Panorama of Lake Toba

Nunga hehe Kristus i, Haleluya!
(“Christ is risen, Alleluia” in the Batak language)

HKBP Balige - Easter morning

HKBP Balige - Easter morning

These were the words I heard and spoke on Easter morning. I experienced the Batak church at 5am. This early service was the important one for the day. The church was packed full of people, including many children. We sang hymns, heard Scripture and a sermon. Then after worship, the kids received boiled eggs dyed in bright colors and a special cake made of coconut, rice, and sugar wrapped in a banana leaf. Everyone also got coffee or tea.

At the school the students had fun searching for hidden eggs before the sunrise.

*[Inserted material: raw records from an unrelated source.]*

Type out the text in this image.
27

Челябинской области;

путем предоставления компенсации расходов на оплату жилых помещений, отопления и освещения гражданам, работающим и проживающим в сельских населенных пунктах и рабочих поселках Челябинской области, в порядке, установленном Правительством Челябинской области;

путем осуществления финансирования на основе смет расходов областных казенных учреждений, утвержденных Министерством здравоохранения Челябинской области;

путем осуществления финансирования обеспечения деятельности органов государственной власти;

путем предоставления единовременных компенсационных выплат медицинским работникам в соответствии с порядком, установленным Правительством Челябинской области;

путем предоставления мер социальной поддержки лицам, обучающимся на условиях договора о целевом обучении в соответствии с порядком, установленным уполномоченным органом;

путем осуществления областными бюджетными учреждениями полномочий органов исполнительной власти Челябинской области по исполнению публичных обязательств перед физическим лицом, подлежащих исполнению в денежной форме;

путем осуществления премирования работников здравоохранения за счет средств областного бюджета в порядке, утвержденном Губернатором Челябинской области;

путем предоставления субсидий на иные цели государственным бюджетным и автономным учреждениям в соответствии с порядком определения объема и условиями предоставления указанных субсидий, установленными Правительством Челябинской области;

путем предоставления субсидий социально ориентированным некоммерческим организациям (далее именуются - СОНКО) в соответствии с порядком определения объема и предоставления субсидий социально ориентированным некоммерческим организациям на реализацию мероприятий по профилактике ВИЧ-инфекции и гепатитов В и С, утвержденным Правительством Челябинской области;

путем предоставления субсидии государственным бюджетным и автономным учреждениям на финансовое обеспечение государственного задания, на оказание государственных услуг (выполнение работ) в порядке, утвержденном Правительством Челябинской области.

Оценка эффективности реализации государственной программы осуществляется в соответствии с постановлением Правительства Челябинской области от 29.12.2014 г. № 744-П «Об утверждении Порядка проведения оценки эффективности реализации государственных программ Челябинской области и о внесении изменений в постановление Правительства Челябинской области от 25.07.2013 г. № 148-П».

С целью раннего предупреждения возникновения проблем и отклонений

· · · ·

Later in the morning after breakfast, I went with a few others to Lake Toba for the rest of the Easter holiday. Stay tuned for another post about my experience of Lake Toba, Samosir Island, and Batak family culture.

A visit with Ibu

indonesian culture, Uncategorized

Ibu Gultom

with Ibu Gultom

The other day, I had the great pleasure of visiting an 85-year old Indonesian deaconess, Ibu Gultom (“Ibu” translates to “mother” in English, and in Indonesia is used as a term of respect. Perhaps it’s equivalent in English would be “m’am”). She helped start the HKBP deaconess school and also spent nearly 6 years living and working in Germany with the deaconesses there. We spoke in German, as that was the best common language for both of us. What a surprise that my German skills would be useful so far away from home and from Germany.

Mostly, I sat with my coffee and listened to Ibu Gultom tell stories about her work in Germany (in Kaiserswerth, and other places, including Tuebingen, the city where once I studied for a year) and her family. She also told me some history of the Batak people and their culture, as well as some history of Indonesia. The younger generation of Bataks sometimes do not know the Batak language well. The children only learn Bahasa Indonesia in school, and it is then up to the parents to teach their children the language and culture. Batak is only one of about 300 languages spoken by the peoples of Indonesia. Therefore, Bahasa Indonesia is used as a unifying language. But it is important that the different cultures continue to pass on their own languages.

I am very grateful for the opportunity to listen to such wisdom in the presence of a woman who has committed a long life to service of others.